Esta dessacralização do texto, ou melhor, esta dessacralização das personagens (Azael, que os expulsa do paraíso, é seduzido por Eva, deixando sempre ver uma comovente faceta piedosa...) não as desvirtua, antes as enobrece. É um romance profundo, tocado por uma ironia e por um humor corrosivos, que reduzem todo o mal à imperfeição humana, numa escrita que todos reconhecemos, nem sempre fácil mas muito bela e, de facto, muitíssimo inovadora.

Se ao menos o homem ficasse calado...!

sábado, 17 de outubro de 2009

SÓFOCLES: ANTÍGONA



Na escola, em estreita colaboração com a História e a Filosofia, ando a preparar entusiasticamente, na Biblioteca, uma sessão sobre Antígona.

O meu grupo de amigos tinha decidido, há algum tempo já, animar uma série de comunicações em que cada um de nós iria falar acerca de um qualquer tema por si escolhido: lembro-me de que a minha ideia era levar-lhes Antígona - tratando a magnífica tragédia de Sófocles; analisando a intensíssima personagem principal, de que a peça usa o nome ; falando sobre a incompreensão manifestada por Creonte acerca de tudo quanto Antígona, ao desafiá-lo, realmente simboliza e veicula; sobre a autenticidade e grandeza femininas dela (que, ao longo dos séculos, todas as feministas procuraram fazer suas); ou acerca das palavras sublimes mas obscuras e enigmáticas, maravilhosas (e maravilhadas) mas, por vezes duras, do Coro dos Anciãos Tebanos...

Nunca cheguei a fazer essa comunicação. Contudo, agora que regresso ao texto de Sófocles para o preparar para a escola, redescubro, com o misto de prazer e angústia que a Antígona em mim provoca, as frases lapidares dirigidas por uma mulher corajosa à sua irmã insegura e carregada de medos e dilemas: «Tu escolheste viver, e eu, morrer»; «não queiras partilhar a minha morte nem faças teu aquilo em que não tocaste.
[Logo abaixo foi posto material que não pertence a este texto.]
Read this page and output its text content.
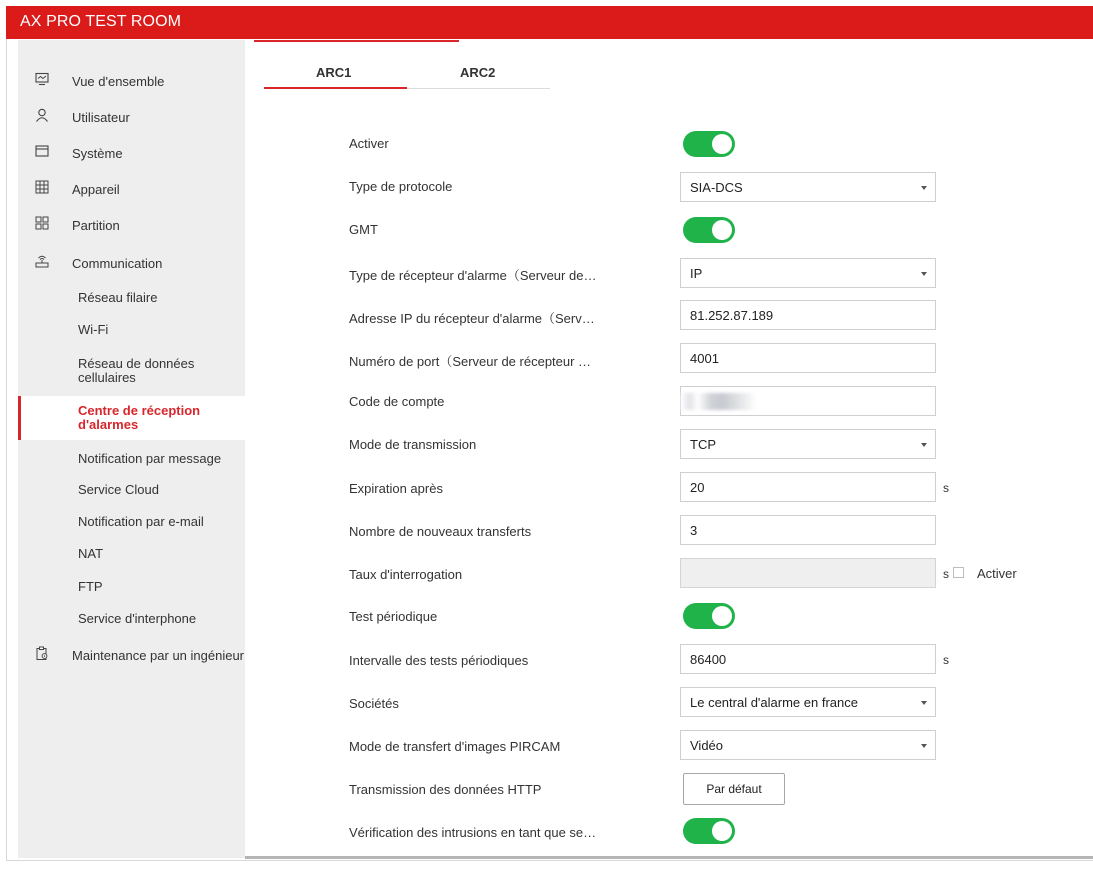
AX PRO TEST ROOM
Vue d'ensemble
Utilisateur
Système
Appareil
Partition
Communication
Réseau filaire
Wi-Fi
Réseau de données
cellulaires
Centre de réception
d'alarmes
Notification par message
Service Cloud
Notification par e-mail
NAT
FTP
Service d'interphone
Maintenance par un ingénieur
ARC1	ARC2
Activer
Type de protocole	SIA-DCS
GMT
Type de récepteur d'alarme（Serveur de…	IP
Adresse IP du récepteur d'alarme（Serv…	81.252.87.189
Numéro de port（Serveur de récepteur …	4001
Code de compte
Mode de transmission	TCP
Expiration après	20	s
Nombre de nouveaux transferts	3
Taux d'interrogation	s Activer
Test périodique
Intervalle des tests périodiques	86400	s
Sociétés	Le central d'alarme en france
Mode de transfert d'images PIRCAM	Vidéo
Transmission des données HTTP	Par défaut
Vérification des intrusions en tant que se…
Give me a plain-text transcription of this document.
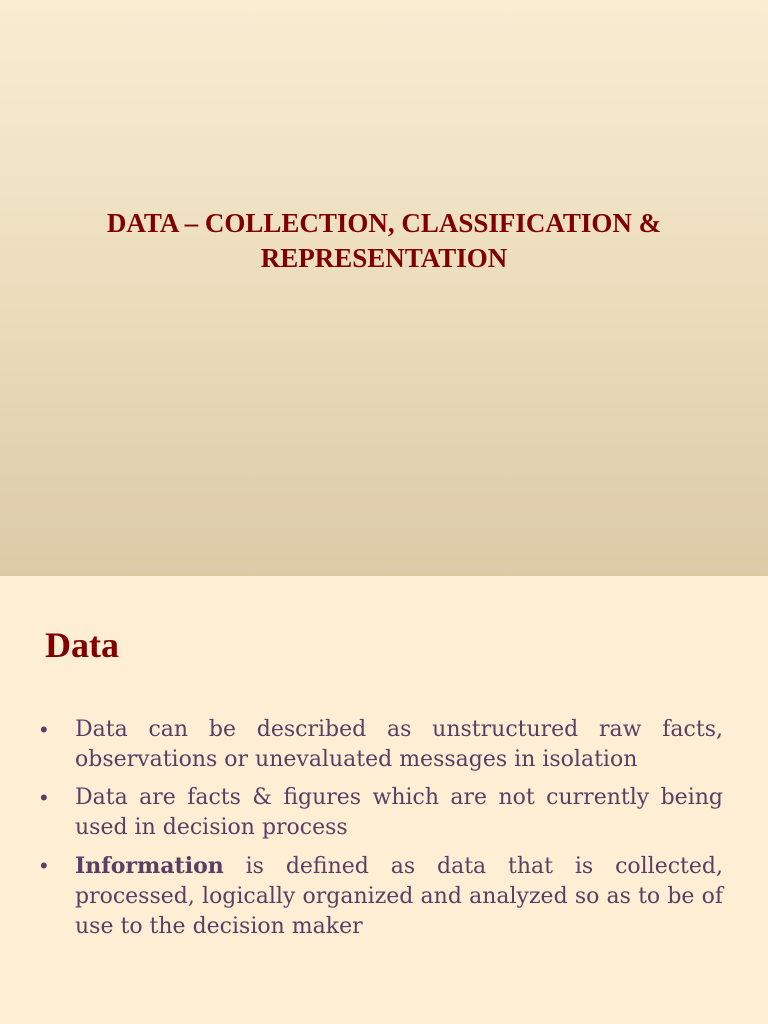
DATA – COLLECTION, CLASSIFICATION &
REPRESENTATION
Data
•	Data can be described as unstructured raw facts, observations or unevaluated messages in isolation
•	Data are facts & figures which are not currently being used in decision process
•	Information is defined as data that is collected, processed, logically organized and analyzed so as to be of use to the decision maker
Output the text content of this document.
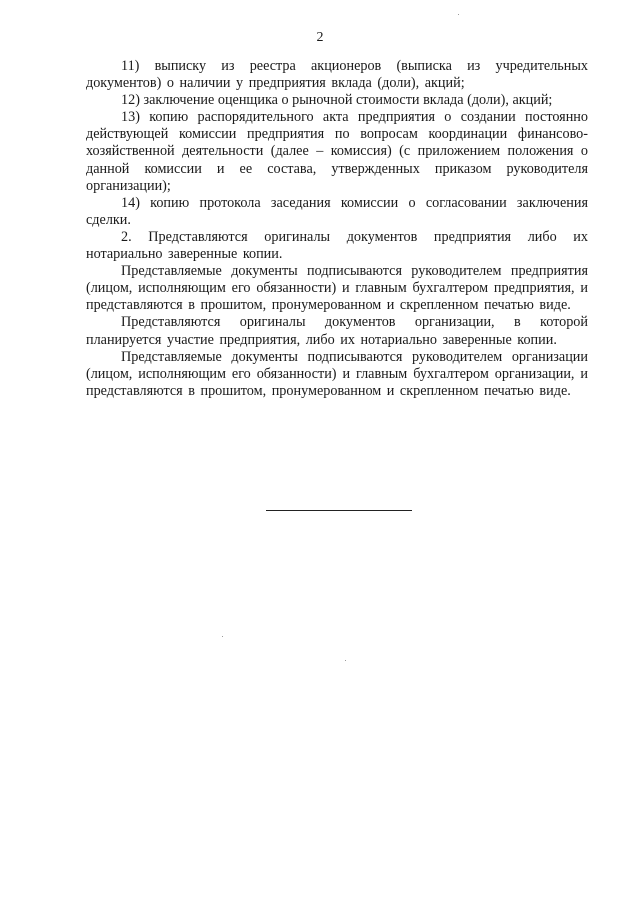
2

11) выписку из реестра акционеров (выписка из учредительных документов) о наличии у предприятия вклада (доли), акций;

12) заключение оценщика о рыночной стоимости вклада (доли), акций;

13) копию распорядительного акта предприятия о создании постоянно действующей комиссии предприятия по вопросам координации финансово-хозяйственной деятельности (далее – комиссия) (с приложением положения о данной комиссии и ее состава, утвержденных приказом руководителя организации);

14) копию протокола заседания комиссии о согласовании заключения сделки.

2. Представляются оригиналы документов предприятия либо их нотариально заверенные копии.

Представляемые документы подписываются руководителем предприятия (лицом, исполняющим его обязанности) и главным бухгалтером предприятия, и представляются в прошитом, пронумерованном и скрепленном печатью виде.

Представляются оригиналы документов организации, в которой планируется участие предприятия, либо их нотариально заверенные копии.

Представляемые документы подписываются руководителем организации (лицом, исполняющим его обязанности) и главным бухгалтером организации, и представляются в прошитом, пронумерованном и скрепленном печатью виде.
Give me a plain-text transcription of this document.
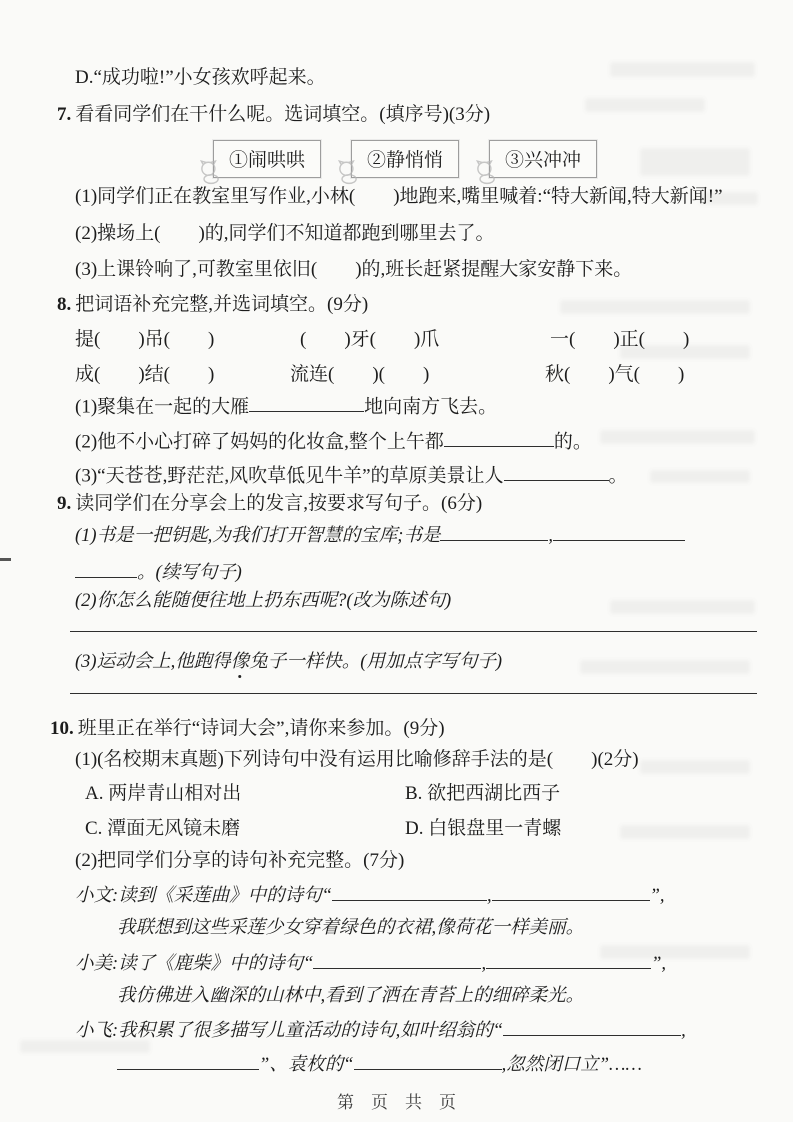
D.“成功啦!”小女孩欢呼起来。
7. 看看同学们在干什么呢。选词填空。(填序号)(3分)
①闹哄哄	②静悄悄	③兴冲冲
(1)同学们正在教室里写作业,小林(　　)地跑来,嘴里喊着:“特大新闻,特大新闻!”
(2)操场上(　　)的,同学们不知道都跑到哪里去了。
(3)上课铃响了,可教室里依旧(　　)的,班长赶紧提醒大家安静下来。
8. 把词语补充完整,并选词填空。(9分)
提(　　)吊(　　)	(　　)牙(　　)爪	一(　　)正(　　)
成(　　)结(　　)	流连(　　)(　　)	秋(　　)气(　　)
(1)聚集在一起的大雁	地向南方飞去。
(2)他不小心打碎了妈妈的化妆盒,整个上午都	的。
(3)“天苍苍,野茫茫,风吹草低见牛羊”的草原美景让人	。
9. 读同学们在分享会上的发言,按要求写句子。(6分)
(1)书是一把钥匙,为我们打开智慧的宝库;书是	,
。(续写句子)
(2)你怎么能随便往地上扔东西呢?(改为陈述句)
(3)运动会上,他跑得像兔子一样快。(用加点字写句子)
10. 班里正在举行“诗词大会”,请你来参加。(9分)
(1)(名校期末真题)下列诗句中没有运用比喻修辞手法的是(　　)(2分)
A. 两岸青山相对出	B. 欲把西湖比西子
C. 潭面无风镜未磨	D. 白银盘里一青螺
(2)把同学们分享的诗句补充完整。(7分)
小文:读到《采莲曲》中的诗句“	,	”,
我联想到这些采莲少女穿着绿色的衣裙,像荷花一样美丽。
小美:读了《鹿柴》中的诗句“	,	”,
我仿佛进入幽深的山林中,看到了洒在青苔上的细碎柔光。
小飞:我积累了很多描写儿童活动的诗句,如叶绍翁的“	,
”、袁枚的“	,忽然闭口立”……
第　页　共　页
Para morrer basto eu», como se a morte fosse um privilégio reservado aos verdadeiros corajosos, aos que trabalharam por ela...
Ou contra Creonte, o irascível tirano que não percebe que há e haverá, acima da sua lei escrita, uma lei não escrita, infinitamente mais poderosa: «por causa das tuas leis, não queria eu ser castigada perante os deuses, por ter temido a decisão de um homem».

Ah, como dirá o coro, «muitos prodígios há, porém, nenhum maior que o homem», esse que doma e domina, ultrapassa e vence, que através da sua tecnologia tudo transforma à sua imagem e semelhança, cura doenças, desenvolve o pensamento, como se nada o detivesse nem ao seu poder - e, porém: «ao Hades somente não pode escapar».

Porque algo é obscuramente mais forte do que o homem, do que a sua razão e a sua imaginação, a sua astúcia política, a sua lei, a sua obra, a sua sede de poder, ou o efectivo exercício desse seu poder, através de uma tecnologia que ele desenvolve e continuamente multiplica.

Estou como Freud: quanto mais evoluídos nos tornamos, mais percebo que a essência radica na Antiga Grécia. Os Gregos já nos aguardavam. Sempre esperaram por nós, ainda nós não tínhamos nascido.